Offensichtlich fühlte Niclas sich unwohl unter meinem Blick, aber das war nebensächlich.
"Leon ist gerade gegangen." Ich scannte kurz den Raum ab und stellte fest, dass Niclas recht hatte. Allerdings musste er sich noch im Gebäude befinden. Ich hatte an allen Ein und Ausgängen Leute positioniert, die niemanden rein oder raus lassen sollten. Deswegen machte ich mir keine Sorgen.
"Er kommt hier nicht weg. Und viel anstellen kann er hier auch nicht." Leider fiel es mir schwer mich zu konzentrieren, wenn ich nicht wusste, was Leon gerade trieb. Aber auch er war gerade nicht die Priorität des Ganzen. Das würde warten müssen. Aber Niclas sah das anders und ich sah deutlich, wie beunruhigt er war.
"Du verstehst das nicht. Er will helfen, das wollte er immer. Er könnte in die Zukunft sehen!" Auffordert sah Niclas mich an und erwartete offenbar eine Reaktion. Fragend hob ich die Augenbrauen. Was war daran schlimm. Das war es doch, was Wahrsager taten. Vielleicht würde es helfen.
"Er hat es dir nicht gesagt...oder?" Solangsam wurde ich wütend.
"Jetzt spuck es schon aus? Wo ist das verdammte Problem?" Sofort verstummten alle im Zimmer und blickten zu uns. Unsicher sah Niclas sich um, er war immer noch sehr angeschlagen. Die Augenringe und die blasse Haut sprachen für sich.
"Leon ist ein sehr begabter Wahrsager. Andere seiner Art sehen eine Zukunft und zwar die, die im Moment am wahrscheinlichsten ist. Aber bei Leon ist das anders. Er sieht jede Möglichkeit, und wenn die Wahrscheinlichkeit, das sie eintritt noch so klein ist. Und das alles gleichzeitig. Das können schon mehrere Tausend Möglichkeiten in wenigen Tagen sein. Und jetzt stell dir vor, du siehst tausend verschiedene Möglichkeiten eines Tages, verbunden mit den Gefühlen der Personen, die vorkommen. Was glaubst du, wie viele Bilder und Emotionen der menschliche Körper gleichzeitig verarbeiten kann? Als wir rausfanden, wie weit Leons Fähigkeiten gehen, haben wir angefangen Grenzen zu suchen und uns an ihnen zu bewegen. Und das haben wir bis heute noch nicht geschafft. Mit fünfzehn hatte Leon das erste Mal einen Herzstillstand. Mit neunzehn das zweite Mal. Und beide Male konnten sie ihn nur knapp zurückholen. Beim zweiten mal hatten wir uns eigentlich schon darauf vorbereitet, ihn in einen Vampir zu verwandeln. Wenn er jetzt ohne Überwachung einfach in die Zukunft sieht..." Niclas ließ den Satz im Raum stehen, während ich die Worte erst
schlucken musste.
Herzstillstand.
"Sucht ihn! Bringt ihn wieder her!" befahl ich zwei meiner Leute und verfluchte mich dafür, dass man die Panik in meiner Stimme deutlich hören konnte. Ich hatte mich nicht auf diese Bindung eingelassen, um Leon jetzt direkt wieder zu verlieren.

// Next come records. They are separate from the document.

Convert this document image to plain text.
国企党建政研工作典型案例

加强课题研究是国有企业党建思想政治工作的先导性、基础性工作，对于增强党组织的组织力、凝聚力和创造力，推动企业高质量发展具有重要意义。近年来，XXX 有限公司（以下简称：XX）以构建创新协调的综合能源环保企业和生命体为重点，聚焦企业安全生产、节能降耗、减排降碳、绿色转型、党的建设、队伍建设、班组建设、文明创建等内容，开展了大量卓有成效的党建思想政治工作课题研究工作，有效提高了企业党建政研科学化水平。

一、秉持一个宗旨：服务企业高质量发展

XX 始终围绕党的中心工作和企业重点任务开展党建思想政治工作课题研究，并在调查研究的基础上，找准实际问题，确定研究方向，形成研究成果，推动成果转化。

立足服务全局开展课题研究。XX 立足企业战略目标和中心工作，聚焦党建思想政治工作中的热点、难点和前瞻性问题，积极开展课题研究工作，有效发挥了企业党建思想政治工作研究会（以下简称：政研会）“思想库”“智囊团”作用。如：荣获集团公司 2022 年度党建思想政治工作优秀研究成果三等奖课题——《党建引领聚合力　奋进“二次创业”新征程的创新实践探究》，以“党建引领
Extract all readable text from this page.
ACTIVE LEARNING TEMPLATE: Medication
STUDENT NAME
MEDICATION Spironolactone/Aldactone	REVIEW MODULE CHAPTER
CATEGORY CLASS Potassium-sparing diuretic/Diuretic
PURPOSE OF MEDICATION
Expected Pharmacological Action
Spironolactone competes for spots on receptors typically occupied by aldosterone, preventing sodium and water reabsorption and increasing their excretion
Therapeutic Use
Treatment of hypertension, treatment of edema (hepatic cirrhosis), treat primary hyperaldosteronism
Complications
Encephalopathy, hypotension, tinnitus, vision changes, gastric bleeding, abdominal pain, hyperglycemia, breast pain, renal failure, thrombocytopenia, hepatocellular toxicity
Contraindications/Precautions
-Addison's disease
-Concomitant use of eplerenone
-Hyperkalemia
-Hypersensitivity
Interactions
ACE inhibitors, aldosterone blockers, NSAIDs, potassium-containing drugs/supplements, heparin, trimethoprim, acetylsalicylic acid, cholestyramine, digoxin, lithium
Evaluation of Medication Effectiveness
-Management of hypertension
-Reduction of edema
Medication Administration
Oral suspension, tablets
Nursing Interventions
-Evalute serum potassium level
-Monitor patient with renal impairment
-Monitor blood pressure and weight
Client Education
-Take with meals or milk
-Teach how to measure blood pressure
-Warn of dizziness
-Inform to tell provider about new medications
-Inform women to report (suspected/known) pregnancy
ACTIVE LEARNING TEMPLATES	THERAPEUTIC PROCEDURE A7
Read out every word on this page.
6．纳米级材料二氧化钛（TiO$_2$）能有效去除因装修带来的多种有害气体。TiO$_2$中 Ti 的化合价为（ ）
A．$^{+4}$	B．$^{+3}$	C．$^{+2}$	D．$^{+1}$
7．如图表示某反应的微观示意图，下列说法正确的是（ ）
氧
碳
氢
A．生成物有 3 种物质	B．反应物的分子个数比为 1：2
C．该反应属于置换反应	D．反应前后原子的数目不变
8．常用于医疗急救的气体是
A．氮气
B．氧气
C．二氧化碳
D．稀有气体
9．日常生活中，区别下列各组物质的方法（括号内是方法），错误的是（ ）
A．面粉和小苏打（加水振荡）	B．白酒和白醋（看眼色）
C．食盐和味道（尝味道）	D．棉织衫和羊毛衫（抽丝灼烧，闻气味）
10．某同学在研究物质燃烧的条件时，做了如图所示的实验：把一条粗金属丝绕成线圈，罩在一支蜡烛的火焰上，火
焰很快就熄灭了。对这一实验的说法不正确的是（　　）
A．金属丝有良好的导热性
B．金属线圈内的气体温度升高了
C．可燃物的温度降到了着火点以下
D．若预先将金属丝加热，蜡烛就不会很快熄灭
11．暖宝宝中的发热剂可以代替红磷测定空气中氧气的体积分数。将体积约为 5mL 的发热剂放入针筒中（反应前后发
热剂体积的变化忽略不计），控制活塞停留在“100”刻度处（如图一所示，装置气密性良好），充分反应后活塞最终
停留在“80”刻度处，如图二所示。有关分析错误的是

"Er wird nicht mehr hier sein." rief Niclas mir hinterher, als ich nach oben ging.
"Er ist bei Erik und Crispin aufgewachsen, er weiß, wie man sich davon schleicht. Jerom....hat es ihm beigebracht." Der Schmerz in Niclas Stimme war nicht zu überhören. So wollte ich mich nicht fühlen. Wir mussten Leon finden, sonst würde ich meinen Verstand verlieren. Ich krallte eine Hand in meine Haare. Wie sollten wir ihn dann finden?
Oder vielleicht irrte Niclas sich auch, und Leon lag in meinem, unserem, Zimmer.
Niclas sah meine Zweifel.
"Ich habe diesen Jungen mit aufgezogen. Ich kenne ihn und seine dummen Ideen."
"Wie sollen wir ihn finden?" fragte ich und ging schnellen Schrittes Richtung Ausgang. Niclas folgte mir.
Die schwüle Luft schlug mir entgegen und ich verzog das Gesicht.
"Er ist dein Gefährte. Du kannst ihn immer finden. Nach einer Weile wusste ich immer wo....er  war. Selbst wenn ich es nicht wollte." Kurz unterbrach Niclas und sah sich um.
"Aber damit solltest du dich beeilen. Er wird wissen, dass wir ihn suchen."